27 Eylül 2023 Çarşamba

RESÛLULLAH EFENDİMİZİN TEVÂZUU


قال رسول الله صلى الله عليه وسلم : إِنَّ اللهَ عَزَّ وَجَلَّ أَوْحَى إِلَيَّ أَنْ تَوَاضَعُوا حَتَّى لَا يَفْخَرَ أَحَدٌ عَلَى أَحَدٍ. (ه)

رسول الله أفنديمز ( ﷺ ) بيوردولر :  محقق الله عز وجل ، بانه ( شويله سويلمه مى ) وحيتدى ؛ متواضع اولونز . حتى هجبر كمسه يه قارشى أؤونمسيك . "

Resûlullah Efendimiz sallallâhü aleyhi ve sellem buyurdular:  “Muhakkak Allâh Azze ve Celle, bana (şöyle söylememi) vahyetti: Mütevazı olunuz. Hattâ hiçbir kimse, diğer bir kimseye karşı övünmesin.”

 (Sünen-i İbn-i Mâce)

Hicrî:  12  Rebîulevvel    1445  Fazilet Takvim

 

 

RESÛLULLAH EFENDİMİZİN TEVÂZUU

 

Peygamber Efendimiz sallallâhü aleyhi ve sellem, yaratılmışların en şereflisidir. O kadar yüksek mertebesiyle beraber pek ziyâde mütevâzı idi. Fakirleri, zayıfları dâima gözetir, müsafirlere, üzerine oturmaları için kendi mübarek hırkasını serecek kadar lütufta bulunurdu. Bir meclise girince nerede boş yer bulursa orada oturmak ister, bulunduğu meclislerde elbisesini toplu tutup etrafa yaymazdı.

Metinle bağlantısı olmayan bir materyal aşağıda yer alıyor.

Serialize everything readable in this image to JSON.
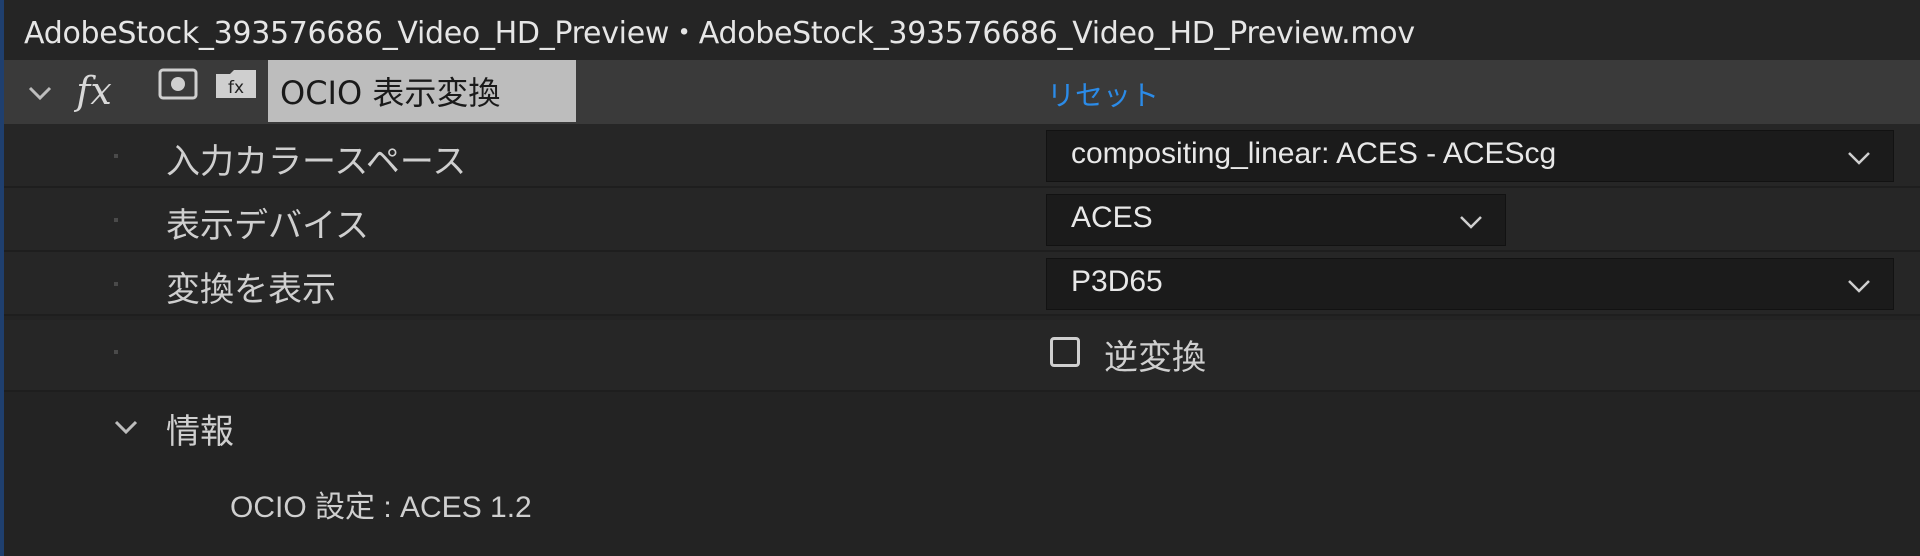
{
  "title_bar": {
    "text": "AdobeStock_393576686_Video_HD_Preview・AdobeStock_393576686_Video_HD_Preview.mov"
  },
  "effect": {
    "fx_label": "fx",
    "name": "OCIO 表示変換",
    "reset_label": "リセット",
    "expand_icon": "chevron-down-icon",
    "bypass_icon": "record-icon",
    "preset_icon": "preset-icon"
  },
  "params": [
    {
      "label": "入力カラースペース",
      "value": "compositing_linear: ACES - ACEScg"
    },
    {
      "label": "表示デバイス",
      "value": "ACES"
    },
    {
      "label": "変換を表示",
      "value": "P3D65"
    }
  ],
  "inverse": {
    "label": "逆変換",
    "checked": false
  },
  "info": {
    "title": "情報",
    "config_text": "OCIO 設定 : ACES 1.2"
  },
  "colors": {
    "accent_link": "#2b8be8",
    "header_bg": "#3a3a3a",
    "name_highlight": "#bdbdbd"
  }
}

İbn-i Mâce ve Taberânî (rah.) şöyle rivâyet etmişlerdir:

Bir gün Resûlullah Efendimiz (s.a.v.) Hazretlerinin huzuruna Abdullah bin Büsr (r.a.) isimli Sahâbî, pişmiş bir kuzu eti getirdi. Resûl-i Ekrem (s.a.v.) hemen Ashâb-ı Kirâm’ı ile birlikte dizleri üzerine oturup yemeye başladılar. O esnada bir A‘râbî gelip “Bu oturuş, nasıl bir oturuştur?” dedi. Resûl-i Ekrem (s.a.v.) Hazretleri buyurdular ki: “(Bu oturuş, tevâzu oturuşudur) Muhakkak Allâhü Teâlâ, beni, mütevazı ve cömert bir kul olarak yarattı, kibirli ve inatçı kılmadı.” Peygamberimiz sallallâhü aleyhi ve sellem’in yemek yerken edep üzere oturmaları, Allâhü Teâlâ’ya karşı tevâzu içindir.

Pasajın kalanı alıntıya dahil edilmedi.